A few days later, another role comes up. This one in a pilot episode of a soap opera that, according to the producer, is to be the Nollywood version of
Friends. I am brought in to play a white guy who has recently moved to the main character’s neighborhood. There is the possibility of a recurring role, so I am particularly excited on the first day of shooting.
The production company office is empty when I arrive. I knock on a few doors, but no one is there. Back outside, I find the director on his cell phone, frantically calling all the actors who are supposed to already be shooting scenes. He sees me and apologizes, but says that I will have to wait a few minutes for the actors in my scene to show up. Minutes turn into hours, and the necessary cast members do not assemble until well into the afternoon, at which point the director sits everyone down for a lecture on how to behave properly in a professional setting. One by one he admonishes them for their tardiness. I sit in a corner, comfortable knowing that I had been on time. But then he is speaking to me.
“Isn’t that right, William?”
“Isn’t what right?”
“A professional actor does not chew gum during a meeting,” he says. Everyone is looking at me. “Is that how they do it in America? Do the famous actors sit there chomping on a piece of gum while the director speaks?”
“Um, I really wouldn’t --"
"No, they don’t,” he says. My face and neck are very hot all of the sudden, and I hang my head, trying not to move my jaw.
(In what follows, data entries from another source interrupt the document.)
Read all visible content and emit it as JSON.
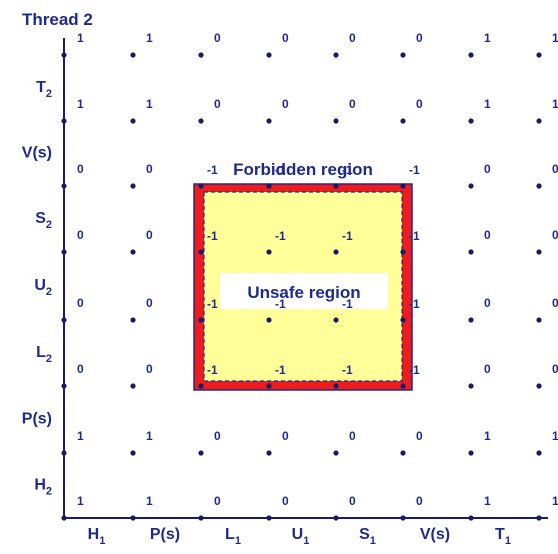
{
  "title": "Thread 2",
  "forbidden_label": "Forbidden region",
  "unsafe_label": "Unsafe region",
  "x_axis_labels": [
    {
      "main": "H",
      "sub": "1"
    },
    {
      "main": "P(s)",
      "sub": ""
    },
    {
      "main": "L",
      "sub": "1"
    },
    {
      "main": "U",
      "sub": "1"
    },
    {
      "main": "S",
      "sub": "1"
    },
    {
      "main": "V(s)",
      "sub": ""
    },
    {
      "main": "T",
      "sub": "1"
    }
  ],
  "y_axis_labels": [
    {
      "main": "H",
      "sub": "2"
    },
    {
      "main": "P(s)",
      "sub": ""
    },
    {
      "main": "L",
      "sub": "2"
    },
    {
      "main": "U",
      "sub": "2"
    },
    {
      "main": "S",
      "sub": "2"
    },
    {
      "main": "V(s)",
      "sub": ""
    },
    {
      "main": "T",
      "sub": "2"
    }
  ],
  "grid_values": [
    [
      "1",
      "1",
      "0",
      "0",
      "0",
      "0",
      "1",
      "1"
    ],
    [
      "1",
      "1",
      "0",
      "0",
      "0",
      "0",
      "1",
      "1"
    ],
    [
      "0",
      "0",
      "-1",
      "-1",
      "-1",
      "-1",
      "0",
      "0"
    ],
    [
      "0",
      "0",
      "-1",
      "-1",
      "-1",
      "-1",
      "0",
      "0"
    ],
    [
      "0",
      "0",
      "-1",
      "-1",
      "-1",
      "-1",
      "0",
      "0"
    ],
    [
      "0",
      "0",
      "-1",
      "-1",
      "-1",
      "-1",
      "0",
      "0"
    ],
    [
      "1",
      "1",
      "0",
      "0",
      "0",
      "0",
      "1",
      "1"
    ],
    [
      "1",
      "1",
      "0",
      "0",
      "0",
      "0",
      "1",
      "1"
    ]
  ],
  "colors": {
    "axis": "#1a1a66",
    "text": "#1f2a8a",
    "forbidden_fill": "#ee1c1c",
    "unsafe_fill": "#ffff99",
    "unsafe_border": "#1f2a8a"
  }
}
Admonishments done with, we all walk to a local soccer stadium to shoot a few scenes. Within minutes a guard appears and kicks us out for not having permission to film there. Then it’s on to a grocery store, its aisles crowded with shoppers just out from work. Two shots take three hours. Finally it is time for my scene, set in a tacky gift shop whose owner is ready to close.
Two actresses are to spot me as the potentially wealthy new neighbor and chat me up. I am supposed to become indignant and unleash a self-righteous diatribe about the money-grubbing proclivities of Nigerian women, then storm out of the store. Despite the questionable merit of the writing, I am thrilled to be able to test out my acting chops. My last meaty role had been in a poorly attended college production of a Steve Martin play.
The thirteen hours of waiting are finally over. The scene begins, and the first actress gets one line off. Then the power goes out.
Outside on the street, the actors and crew laugh and pass around bottles of spiked pineapple juice. No one seems frustrated. Even the director is smiling and sipping a drink. They are used to the delays, the frustrations, the prickling heat. I stand to the side, upset that the whole miserable day had come to nothing. I realize that if I am going to make it in Nollywood, I have to adapt. So I take a deep breath and rejoin the group. They pass me a bottle and I take a sip of the bitter drink, then press the cool bottle to my forehead.